À cela s’ajoute la honte ou le malaise lié à une mauvaise présentation de soi : 8 % des plus de 75 ans et 11% des 65-74 ans disent s’être déjà sentis mal à l’aise à cause de leur apparence, une proportion plus faible que les plus jeunes, mais révélatrice d’un poids psychologique non négligeable.
Le rôle crucial des aides sociales… encore sous-utilisées
Le recours aux structures d’aide pour obtenir des produits d’hygiène reste marginal chez les seniors : 1 % des plus de 75 ans y ont eu recours récemment, contre 22 % des personnes en grande précarité. Ce faible taux peut refléter une meilleure stabilité financière, mais aussi un frein culturel à demander de l’aide ou à se tourner vers des associations, une forme d’autocensure qu’il ne faut pas sous-estimer.
La majorité des personnes âgées rencontrent des difficultés pour accéder aux aides disponibles. Selon l’association Les Petits Frères des Pauvres, ces obstacles sont en grande partie liés à la complexité des démarches administratives, notamment lorsqu’elles sont numériques. En effet, 73 % des sondés ont déclaré rencontrer des difficultés avec les procédures en ligne.
Conséquence directe : une personne âgée sur deux ne perçoit aucune aide et estime manquer d’informations. Plus préoccupant encore, seules 31 % des personnes interrogées souhaitent bénéficier d’un accompagnement. La peur d’être stigmatisé ou le refus d’admettre une situation de précarité poussent de nombreux seniors à ne pas faire de demande.

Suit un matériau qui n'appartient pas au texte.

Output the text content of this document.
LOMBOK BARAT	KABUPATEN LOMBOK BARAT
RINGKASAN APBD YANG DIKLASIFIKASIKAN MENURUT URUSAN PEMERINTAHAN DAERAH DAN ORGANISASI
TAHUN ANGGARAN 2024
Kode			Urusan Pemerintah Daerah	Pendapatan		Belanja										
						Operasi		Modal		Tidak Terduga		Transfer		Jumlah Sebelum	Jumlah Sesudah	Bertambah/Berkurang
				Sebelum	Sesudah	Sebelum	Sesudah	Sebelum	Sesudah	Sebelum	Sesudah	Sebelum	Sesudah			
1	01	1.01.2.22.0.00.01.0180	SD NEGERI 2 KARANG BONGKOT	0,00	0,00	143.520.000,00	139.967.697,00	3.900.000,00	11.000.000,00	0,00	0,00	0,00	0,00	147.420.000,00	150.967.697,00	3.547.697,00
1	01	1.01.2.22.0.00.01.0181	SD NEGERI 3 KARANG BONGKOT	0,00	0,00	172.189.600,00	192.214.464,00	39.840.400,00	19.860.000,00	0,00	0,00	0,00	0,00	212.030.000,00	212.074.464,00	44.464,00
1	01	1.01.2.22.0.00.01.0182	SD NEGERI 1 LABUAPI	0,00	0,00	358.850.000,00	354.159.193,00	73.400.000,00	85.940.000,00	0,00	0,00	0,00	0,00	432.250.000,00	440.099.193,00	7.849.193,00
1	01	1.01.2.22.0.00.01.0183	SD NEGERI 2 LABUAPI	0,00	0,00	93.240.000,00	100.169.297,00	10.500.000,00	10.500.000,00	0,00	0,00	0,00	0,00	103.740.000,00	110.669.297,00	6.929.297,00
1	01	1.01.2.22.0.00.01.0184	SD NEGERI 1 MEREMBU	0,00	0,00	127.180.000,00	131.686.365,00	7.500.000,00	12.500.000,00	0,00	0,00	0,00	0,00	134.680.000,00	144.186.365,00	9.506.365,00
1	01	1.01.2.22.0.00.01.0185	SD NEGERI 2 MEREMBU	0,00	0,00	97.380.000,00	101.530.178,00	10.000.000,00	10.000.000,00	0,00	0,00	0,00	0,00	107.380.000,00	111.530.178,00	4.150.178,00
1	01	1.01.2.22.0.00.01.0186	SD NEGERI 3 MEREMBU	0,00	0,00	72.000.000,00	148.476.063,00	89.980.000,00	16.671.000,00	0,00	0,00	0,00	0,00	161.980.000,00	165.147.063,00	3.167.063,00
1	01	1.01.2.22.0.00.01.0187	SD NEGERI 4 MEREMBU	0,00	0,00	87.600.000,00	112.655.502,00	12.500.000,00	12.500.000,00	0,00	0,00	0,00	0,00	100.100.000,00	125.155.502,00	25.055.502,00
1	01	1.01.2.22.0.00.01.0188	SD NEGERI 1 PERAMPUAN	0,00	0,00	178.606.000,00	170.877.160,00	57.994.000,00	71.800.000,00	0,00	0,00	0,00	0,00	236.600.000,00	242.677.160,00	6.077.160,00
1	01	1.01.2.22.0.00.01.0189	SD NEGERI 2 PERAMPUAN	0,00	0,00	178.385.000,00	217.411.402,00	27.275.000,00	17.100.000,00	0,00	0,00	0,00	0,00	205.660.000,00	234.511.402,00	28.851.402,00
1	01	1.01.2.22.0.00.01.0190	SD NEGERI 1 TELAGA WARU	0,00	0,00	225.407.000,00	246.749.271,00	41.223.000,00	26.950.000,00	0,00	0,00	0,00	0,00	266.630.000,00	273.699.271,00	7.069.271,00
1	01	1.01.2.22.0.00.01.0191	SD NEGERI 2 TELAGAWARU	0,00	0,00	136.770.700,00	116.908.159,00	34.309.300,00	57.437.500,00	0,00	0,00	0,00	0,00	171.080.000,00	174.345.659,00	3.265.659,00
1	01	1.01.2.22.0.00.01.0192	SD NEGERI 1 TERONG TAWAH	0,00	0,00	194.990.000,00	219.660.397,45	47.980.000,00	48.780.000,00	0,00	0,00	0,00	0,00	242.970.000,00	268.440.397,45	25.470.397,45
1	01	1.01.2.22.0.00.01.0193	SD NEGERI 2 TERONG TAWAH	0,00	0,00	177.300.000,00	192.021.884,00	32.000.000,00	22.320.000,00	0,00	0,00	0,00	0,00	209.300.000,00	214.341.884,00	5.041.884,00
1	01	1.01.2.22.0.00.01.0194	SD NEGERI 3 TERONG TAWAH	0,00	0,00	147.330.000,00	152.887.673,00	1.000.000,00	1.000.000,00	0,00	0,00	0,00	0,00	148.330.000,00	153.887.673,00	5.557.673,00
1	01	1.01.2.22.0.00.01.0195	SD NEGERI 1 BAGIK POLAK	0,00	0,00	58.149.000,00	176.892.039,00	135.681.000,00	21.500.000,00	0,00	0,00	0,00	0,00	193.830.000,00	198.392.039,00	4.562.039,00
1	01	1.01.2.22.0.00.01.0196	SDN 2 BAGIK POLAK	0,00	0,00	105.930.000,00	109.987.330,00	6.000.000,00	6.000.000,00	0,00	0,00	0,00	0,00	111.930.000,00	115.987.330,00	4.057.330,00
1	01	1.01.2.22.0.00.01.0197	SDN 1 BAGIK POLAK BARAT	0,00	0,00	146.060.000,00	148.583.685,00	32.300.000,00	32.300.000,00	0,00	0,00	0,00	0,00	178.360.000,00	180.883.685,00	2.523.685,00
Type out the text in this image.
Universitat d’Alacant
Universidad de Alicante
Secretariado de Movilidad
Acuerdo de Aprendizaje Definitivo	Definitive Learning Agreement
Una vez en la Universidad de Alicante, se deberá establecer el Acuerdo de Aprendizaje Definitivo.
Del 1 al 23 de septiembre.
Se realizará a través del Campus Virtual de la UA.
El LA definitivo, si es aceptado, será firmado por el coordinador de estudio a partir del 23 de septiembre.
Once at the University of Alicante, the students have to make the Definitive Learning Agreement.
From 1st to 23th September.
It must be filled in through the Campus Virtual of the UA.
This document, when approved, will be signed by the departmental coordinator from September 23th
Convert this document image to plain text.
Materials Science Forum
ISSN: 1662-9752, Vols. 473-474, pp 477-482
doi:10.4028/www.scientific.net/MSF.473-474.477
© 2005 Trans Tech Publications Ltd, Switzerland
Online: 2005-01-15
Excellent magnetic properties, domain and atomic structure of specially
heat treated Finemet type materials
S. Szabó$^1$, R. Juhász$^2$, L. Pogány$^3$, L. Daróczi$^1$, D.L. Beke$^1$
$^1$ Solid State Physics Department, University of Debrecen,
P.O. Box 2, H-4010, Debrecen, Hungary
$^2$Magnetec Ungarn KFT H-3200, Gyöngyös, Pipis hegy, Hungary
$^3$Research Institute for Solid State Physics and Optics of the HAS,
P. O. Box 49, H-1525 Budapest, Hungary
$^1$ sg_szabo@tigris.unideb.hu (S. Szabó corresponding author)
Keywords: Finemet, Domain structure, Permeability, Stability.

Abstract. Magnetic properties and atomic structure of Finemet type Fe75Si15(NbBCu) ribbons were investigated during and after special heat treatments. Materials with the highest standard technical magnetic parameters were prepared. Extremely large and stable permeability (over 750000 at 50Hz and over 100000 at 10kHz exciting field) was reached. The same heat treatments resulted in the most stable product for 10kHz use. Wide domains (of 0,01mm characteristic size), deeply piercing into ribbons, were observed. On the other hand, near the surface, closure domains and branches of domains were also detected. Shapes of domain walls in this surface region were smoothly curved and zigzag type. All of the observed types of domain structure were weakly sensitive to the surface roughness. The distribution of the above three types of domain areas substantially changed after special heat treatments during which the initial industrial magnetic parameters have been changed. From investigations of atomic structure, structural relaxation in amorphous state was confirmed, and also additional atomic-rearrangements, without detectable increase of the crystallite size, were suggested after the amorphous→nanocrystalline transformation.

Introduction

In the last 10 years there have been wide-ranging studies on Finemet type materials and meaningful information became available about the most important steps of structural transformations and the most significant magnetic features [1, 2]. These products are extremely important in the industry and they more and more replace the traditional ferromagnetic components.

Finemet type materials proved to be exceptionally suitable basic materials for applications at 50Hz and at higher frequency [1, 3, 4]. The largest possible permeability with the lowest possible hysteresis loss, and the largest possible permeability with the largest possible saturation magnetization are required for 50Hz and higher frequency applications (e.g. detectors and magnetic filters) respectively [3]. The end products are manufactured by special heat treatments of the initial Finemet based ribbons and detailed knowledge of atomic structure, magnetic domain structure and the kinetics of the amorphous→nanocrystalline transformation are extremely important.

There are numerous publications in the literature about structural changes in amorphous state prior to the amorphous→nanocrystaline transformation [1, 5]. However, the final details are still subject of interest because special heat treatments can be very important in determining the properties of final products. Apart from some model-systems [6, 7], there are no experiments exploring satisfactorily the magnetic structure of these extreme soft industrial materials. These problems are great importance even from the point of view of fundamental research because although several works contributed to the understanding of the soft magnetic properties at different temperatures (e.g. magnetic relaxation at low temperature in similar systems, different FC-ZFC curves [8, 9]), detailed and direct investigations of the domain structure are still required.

Précarité hygiénique : Une attention à renforcer
En conclusion, si les seniors apparaissent moins exposés aux formes les plus extrêmes de précarité hygiénique, il serait erroné de considérer qu’ils en sont protégés. La précarité chez les plus âgés revêt des formes plus invisibles, marquées par la discrétion, la honte et une tendance à l’auto-limitation silencieuse.
Dans un contexte de vieillissement de la population, ces signaux faibles doivent alerter les décideurs publics comme les acteurs associatifs pour développer des dispositifs spécifiques : information, distribution ciblée, et surtout, lutte contre l’isolement et le renoncement.